Back in January 2018, the Austin-based band Grupo Fantasma headed toward El Paso to record an album in a studio near the Rio Grande. The group settled in a high-desert destination studio in a Texas town called Tornillo.
“It was a magical place,” said Beto Martinez, Fantasma’s guitarist and one of its founding members.
The group found the studio and its surroundings serene, far away from the mad happenings. But that magical place was destroyed when reality invaded Fantasma’s space.
They discovered that Tornillo was where the Department of Homeland Security and a private prison firm erected a large tent city to house unaccompanied Central American migrant children.
“To find out that they built this despicable camp, it angered us. We had to say something about that,” Martinez said in a recent telephone interview.
That statement became “The Wall,” a politically charged song from the group’s latest release, “American Music: Vol. 7” on Blue Corn Music. What started out as a funky instrumental evolved into a funk-rap collaboration with bilingual bands Locos por Juana from Miami and Ozomatli from Los Angeles. The track pushes back on the xenophobic narrative that migrants are murderers and rapists.

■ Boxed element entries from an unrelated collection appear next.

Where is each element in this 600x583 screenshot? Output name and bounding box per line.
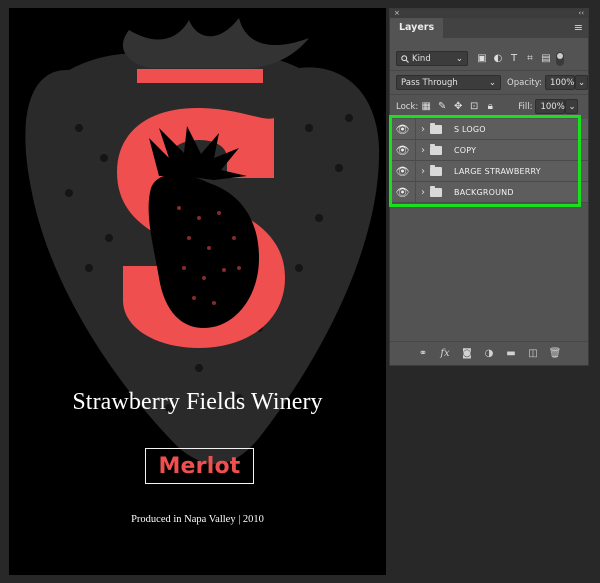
type-filter-icon[interactable]: T [506, 53, 522, 64]
link-icon[interactable]: ⚭ [415, 348, 431, 359]
layer-filter-row: Kind ⌄ ▣ ◐ T ⌗ ▤ [390, 51, 588, 66]
photoshop-workspace: Strawberry Fields Winery Merlot Produced… [0, 0, 600, 583]
winery-name: Strawberry Fields Winery [72, 389, 323, 415]
folder-icon [430, 185, 442, 197]
layers-bottom-toolbar: ⚭ fx ◙ ◑ ▬ ◫ 🗑︎ [390, 341, 588, 365]
lock-label: Lock: [396, 101, 419, 112]
lock-move-icon[interactable]: ✥ [450, 101, 466, 112]
visibility-eye-icon[interactable]: 👁︎ [390, 181, 416, 203]
wine-name: Merlot [158, 453, 241, 479]
expand-arrow-icon[interactable]: › [416, 187, 430, 198]
expand-arrow-icon[interactable]: › [416, 145, 430, 156]
produced-line: Produced in Napa Valley | 2010 [131, 514, 264, 525]
expand-arrow-icon[interactable]: › [416, 166, 430, 177]
chevron-down-icon: ⌄ [488, 77, 497, 88]
filter-toggle[interactable] [556, 51, 564, 66]
adjustment-filter-icon[interactable]: ◐ [490, 53, 506, 64]
panel-title-strip: × ‹‹ [390, 9, 588, 18]
panel-tab-row: Layers ≡ [390, 18, 588, 38]
blend-row: Pass Through ⌄ Opacity: 100% ⌄ [390, 75, 588, 90]
layer-row[interactable]: 👁︎ › LARGE STRAWBERRY [390, 160, 588, 182]
folder-icon [430, 164, 442, 176]
trash-icon[interactable]: 🗑︎ [547, 348, 563, 359]
lock-transparent-icon[interactable]: ▦ [418, 101, 434, 112]
tab-layers[interactable]: Layers [390, 18, 444, 38]
close-panel-icon[interactable]: × [394, 9, 400, 18]
layer-name: BACKGROUND [454, 187, 514, 197]
layers-panel: × ‹‹ Layers ≡ Kind ⌄ ▣ ◐ T ⌗ ▤ Pass Thro… [389, 8, 589, 366]
folder-icon [430, 122, 442, 134]
smart-object-filter-icon[interactable]: ▤ [538, 53, 554, 64]
divider [390, 70, 588, 71]
visibility-eye-icon[interactable]: 👁︎ [390, 160, 416, 182]
fill-input[interactable]: 100% [535, 99, 566, 114]
filter-kind-select[interactable]: Kind ⌄ [396, 51, 468, 66]
wine-badge: Merlot [145, 448, 254, 484]
lock-brush-icon[interactable]: ✎ [434, 101, 450, 112]
layer-row[interactable]: 👁︎ › COPY [390, 139, 588, 161]
collapse-panel-icon[interactable]: ‹‹ [578, 9, 584, 18]
strawberry-artwork [25, 18, 380, 465]
document-canvas[interactable]: Strawberry Fields Winery Merlot Produced… [9, 8, 386, 575]
adjustment-icon[interactable]: ◑ [481, 348, 497, 359]
visibility-eye-icon[interactable]: 👁︎ [390, 118, 416, 140]
panel-menu-icon[interactable]: ≡ [574, 18, 583, 38]
filter-kind-label: Kind [412, 53, 431, 64]
opacity-label: Opacity: [507, 77, 542, 88]
expand-arrow-icon[interactable]: › [416, 124, 430, 135]
new-layer-icon[interactable]: ◫ [525, 348, 541, 359]
visibility-eye-icon[interactable]: 👁︎ [390, 139, 416, 161]
folder-icon [430, 143, 442, 155]
blend-mode-value: Pass Through [401, 77, 458, 88]
pixel-filter-icon[interactable]: ▣ [474, 53, 490, 64]
group-icon[interactable]: ▬ [503, 348, 519, 359]
lock-artboard-icon[interactable]: ⊡ [466, 101, 482, 112]
opacity-input[interactable]: 100% [545, 75, 575, 90]
fx-icon[interactable]: fx [437, 348, 453, 359]
layer-name: S LOGO [454, 124, 486, 134]
shape-filter-icon[interactable]: ⌗ [522, 53, 538, 64]
layer-list: 👁︎ › S LOGO 👁︎ › COPY 👁︎ › LARGE STRAWBE… [390, 118, 588, 203]
layer-name: LARGE STRAWBERRY [454, 166, 541, 176]
divider [390, 94, 588, 95]
lock-all-icon[interactable]: 🔒︎ [482, 101, 498, 112]
s-logo-macron [137, 69, 263, 83]
layer-row[interactable]: 👁︎ › BACKGROUND [390, 181, 588, 203]
fill-label: Fill: [518, 101, 533, 112]
fill-slider-button[interactable]: ⌄ [565, 99, 579, 114]
blend-mode-select[interactable]: Pass Through ⌄ [396, 75, 502, 90]
layer-name: COPY [454, 145, 477, 155]
search-icon [401, 54, 409, 63]
opacity-slider-button[interactable]: ⌄ [575, 75, 588, 90]
mask-icon[interactable]: ◙ [459, 348, 475, 359]
chevron-down-icon: ⌄ [455, 53, 463, 64]
layer-row[interactable]: 👁︎ › S LOGO [390, 118, 588, 140]
lock-row: Lock: ▦ ✎ ✥ ⊡ 🔒︎ Fill: 100% ⌄ [390, 99, 588, 114]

“We didn’t set out to do a political album. Music should be escapism. But we’re living in a complicated time, to put it in a gentle way,” said Martinez who, along with other original members of Fantasma, grew up in the Texas border town of Laredo.
Fantasma returns to Tucson for a gig at 191 Toole Friday, May 3, on the heels of the release of its seventh studio album — its first in five years. The new recording is full of the group’s swinging cumbias, salsa-tinged south-Texas funk and its rock roots. While one of the group’s founders, Adrian Quezada, is absent from the new album, Fantasma took on Colombian Carlos Bedoya from Miami as producer and sound engineer. He expanded the group’s sound and gave the cumbias a bit more authenticity, said Martinez.
Initially the idea of bringing Bedoya on board gave Martinez some pause.
“I was like nervous … this guy is big-time,” Martinez said. But the new producer and Fantasma clicked. “He knew where we were coming from. He brought his understanding of the cumbia colombiana.”